Implementing HIPAA-Compliant Login

Overview

Healthcare organizations handling Protected Health Information (PHI) must comply with HIPAA security requirements. This tutorial guides you through implementing HIPAA-compliant authentication, access controls, audit logging, and security measures required for handling electronic PHI (ePHI) in WordPress.

HIPAA Requirements You’ll Address

• Unique user identification (§164.312(a)(2)(i))
• Emergency access procedures (§164.312(a)(2)(ii))
• Automatic logoff (§164.312(a)(2)(iii))
• Encryption and decryption (§164.312(a)(2)(iv))
• Audit controls (§164.312(b))
• Person or entity authentication (§164.312(d))

Step 1: Configure Strong Authentication

Meet HIPAA’s person authentication requirements.

Password Policy Configuration

Navigate to Settings > Attributes Access > Security > Password Policies:

HIPAA-Compliant Password Requirements:
Minimum Length: 12 characters

Complexity Requirements:

  ✓ Uppercase letters (A-Z)

  ✓ Lowercase letters (a-z)

  ✓ Numbers (0-9)

  ✓ Special characters (!@#$%^&*)

  ✓ Block common passwords

  ✓ Block dictionary words


Password Expiration: 90 days maximum

Password History: Prevent reuse of last 10

Failed Login Lockout: 5 attempts = 30 min lockout

Apply to: All roles accessing ePHI

Two-Factor Authentication (Required)

Navigate to Settings > Attributes Access > Security > 2FA:

2FA Configuration:
✓ Enable 2FA (Required for HIPAA)

  Require for roles: All users accessing ePHI

  Methods: Authenticator App (Google Authenticator, Authy)

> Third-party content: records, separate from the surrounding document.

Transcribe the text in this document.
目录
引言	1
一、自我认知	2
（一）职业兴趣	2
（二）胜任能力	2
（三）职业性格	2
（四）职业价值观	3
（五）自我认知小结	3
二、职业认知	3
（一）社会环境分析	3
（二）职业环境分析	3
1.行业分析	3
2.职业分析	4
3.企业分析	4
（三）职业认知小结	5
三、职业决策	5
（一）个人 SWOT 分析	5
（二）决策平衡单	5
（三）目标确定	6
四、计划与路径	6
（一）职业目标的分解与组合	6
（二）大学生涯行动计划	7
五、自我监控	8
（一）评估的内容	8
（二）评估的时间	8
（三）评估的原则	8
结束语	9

  Email 2FA: Secondary option only

  Grace Period: 24 hours maximum

  Backup Codes: Required (10 codes)

  Remember Device: 30 days maximum


Emergency Access Codes:

✓ Generate emergency administrator codes

  Store securely offline

  Document in emergency access procedure

Step 2: Implement Access Controls

Enforce role-based access to ePHI.

Role Definition for Healthcare Setting

Healthcare Roles:

Physician:

✓ Access all patient records

✓ Create/modify medical records

✓ Prescribe medications

✓ View audit logs for own actions


Nurse:

✓ Access assigned patient records

✓ Update patient charts

✓ View treatment plans

✓ Cannot delete records


Medical Assistant:

✓ Access basic patient info

✓ Schedule appointments

✓ Update demographics

✓ Cannot access medical records


Billing Staff:

✓ Access billing information only

✓ View insurance details

✓ Cannot access medical records

✓ Submit claims


Administrator:

✓ User management

✓ View all audit logs

✓ Security settings

✓ Cannot access patient records (unless also medical role)

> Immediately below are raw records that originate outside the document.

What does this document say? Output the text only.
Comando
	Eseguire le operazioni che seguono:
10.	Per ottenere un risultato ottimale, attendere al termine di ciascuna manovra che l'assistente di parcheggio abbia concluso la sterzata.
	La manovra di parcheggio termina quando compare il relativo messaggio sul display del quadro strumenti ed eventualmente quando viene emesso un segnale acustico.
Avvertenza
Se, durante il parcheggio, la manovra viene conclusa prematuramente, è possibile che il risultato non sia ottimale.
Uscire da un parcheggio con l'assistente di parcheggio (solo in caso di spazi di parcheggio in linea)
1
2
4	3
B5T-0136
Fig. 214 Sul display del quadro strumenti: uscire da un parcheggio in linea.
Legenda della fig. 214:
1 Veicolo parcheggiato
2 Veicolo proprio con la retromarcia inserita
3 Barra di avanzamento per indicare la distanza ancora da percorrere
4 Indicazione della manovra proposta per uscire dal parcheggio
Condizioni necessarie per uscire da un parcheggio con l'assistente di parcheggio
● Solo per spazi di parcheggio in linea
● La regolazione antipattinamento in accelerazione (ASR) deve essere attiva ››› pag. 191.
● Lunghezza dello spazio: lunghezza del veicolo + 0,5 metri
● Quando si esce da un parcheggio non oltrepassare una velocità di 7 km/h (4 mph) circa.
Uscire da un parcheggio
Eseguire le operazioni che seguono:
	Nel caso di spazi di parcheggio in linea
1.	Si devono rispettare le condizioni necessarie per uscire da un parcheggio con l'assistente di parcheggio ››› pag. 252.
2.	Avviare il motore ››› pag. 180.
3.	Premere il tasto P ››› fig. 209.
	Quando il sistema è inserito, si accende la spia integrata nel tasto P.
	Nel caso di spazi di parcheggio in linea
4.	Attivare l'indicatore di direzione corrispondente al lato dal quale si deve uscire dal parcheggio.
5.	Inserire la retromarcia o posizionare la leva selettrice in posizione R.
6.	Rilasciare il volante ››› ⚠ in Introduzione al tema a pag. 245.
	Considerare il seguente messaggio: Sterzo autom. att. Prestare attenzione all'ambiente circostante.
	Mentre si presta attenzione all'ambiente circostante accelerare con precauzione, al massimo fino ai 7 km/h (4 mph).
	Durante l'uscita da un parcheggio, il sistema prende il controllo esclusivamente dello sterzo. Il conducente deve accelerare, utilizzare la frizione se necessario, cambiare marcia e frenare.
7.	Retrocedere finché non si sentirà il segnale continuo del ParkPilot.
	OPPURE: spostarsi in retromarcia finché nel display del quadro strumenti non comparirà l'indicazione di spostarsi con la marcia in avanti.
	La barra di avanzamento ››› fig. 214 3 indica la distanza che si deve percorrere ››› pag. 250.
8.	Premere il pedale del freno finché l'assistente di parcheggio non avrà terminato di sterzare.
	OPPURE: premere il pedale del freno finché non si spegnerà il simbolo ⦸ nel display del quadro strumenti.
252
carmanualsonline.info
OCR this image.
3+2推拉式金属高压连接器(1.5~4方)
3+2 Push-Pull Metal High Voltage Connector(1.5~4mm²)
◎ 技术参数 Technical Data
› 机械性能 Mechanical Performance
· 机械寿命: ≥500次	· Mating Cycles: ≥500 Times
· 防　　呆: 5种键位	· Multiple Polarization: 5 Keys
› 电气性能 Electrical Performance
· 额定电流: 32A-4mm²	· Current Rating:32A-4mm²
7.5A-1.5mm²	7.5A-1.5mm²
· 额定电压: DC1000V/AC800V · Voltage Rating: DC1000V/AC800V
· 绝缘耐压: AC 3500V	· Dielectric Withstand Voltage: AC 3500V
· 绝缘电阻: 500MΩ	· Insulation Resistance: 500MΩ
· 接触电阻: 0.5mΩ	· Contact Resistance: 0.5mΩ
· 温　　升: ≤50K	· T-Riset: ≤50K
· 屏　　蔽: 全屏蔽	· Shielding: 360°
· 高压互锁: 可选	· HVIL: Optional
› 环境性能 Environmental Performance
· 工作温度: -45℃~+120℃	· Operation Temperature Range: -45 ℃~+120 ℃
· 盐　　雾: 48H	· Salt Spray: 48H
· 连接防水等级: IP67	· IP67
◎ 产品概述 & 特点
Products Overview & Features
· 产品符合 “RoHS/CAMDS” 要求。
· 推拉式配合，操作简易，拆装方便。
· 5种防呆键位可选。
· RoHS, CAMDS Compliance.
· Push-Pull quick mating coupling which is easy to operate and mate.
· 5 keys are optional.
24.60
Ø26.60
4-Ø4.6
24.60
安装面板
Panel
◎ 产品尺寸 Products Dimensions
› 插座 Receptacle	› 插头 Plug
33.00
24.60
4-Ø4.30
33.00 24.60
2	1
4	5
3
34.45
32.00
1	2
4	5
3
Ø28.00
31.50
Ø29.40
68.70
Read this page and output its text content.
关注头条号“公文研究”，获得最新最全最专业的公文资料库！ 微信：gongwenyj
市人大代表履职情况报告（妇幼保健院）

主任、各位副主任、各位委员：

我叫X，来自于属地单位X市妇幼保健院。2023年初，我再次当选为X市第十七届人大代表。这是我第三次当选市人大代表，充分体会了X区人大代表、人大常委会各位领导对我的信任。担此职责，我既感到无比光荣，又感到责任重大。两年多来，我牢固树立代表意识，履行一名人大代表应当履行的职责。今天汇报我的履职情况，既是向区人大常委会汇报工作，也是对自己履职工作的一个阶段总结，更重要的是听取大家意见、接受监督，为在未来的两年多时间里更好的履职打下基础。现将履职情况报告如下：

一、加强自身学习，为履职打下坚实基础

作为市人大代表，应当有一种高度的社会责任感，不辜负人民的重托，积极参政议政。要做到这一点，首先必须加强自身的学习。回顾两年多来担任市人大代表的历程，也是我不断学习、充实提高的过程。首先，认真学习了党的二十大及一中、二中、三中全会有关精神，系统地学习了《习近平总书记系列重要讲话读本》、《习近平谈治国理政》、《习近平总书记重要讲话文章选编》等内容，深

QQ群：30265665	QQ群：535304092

Page-Level Access Controls

Patient Record Pages:
[attributes_restrict roles="physician,nurse" require_2fa="yes"]

  <div class="patient-record phi-content">

    <div class="hipaa-notice">

      ⚠️ Protected Health Information - Authorized Access Only

    </div>


    <h2>Patient: [patient_name]</h2>

    <p>MRN: [medical_record_number]</p>


    [patient_medical_history]

    [patient_medications]

    [patient_treatment_plan]

  </div>

[/attributes_restrict]

Step 3: Configure Automatic Logoff

Meet HIPAA’s automatic logoff requirement.

Session Management

Navigate to Settings > Attributes Access > Security > Session:

HIPAA Session Settings:
Idle Timeout: 15 minutes (recommended for ePHI)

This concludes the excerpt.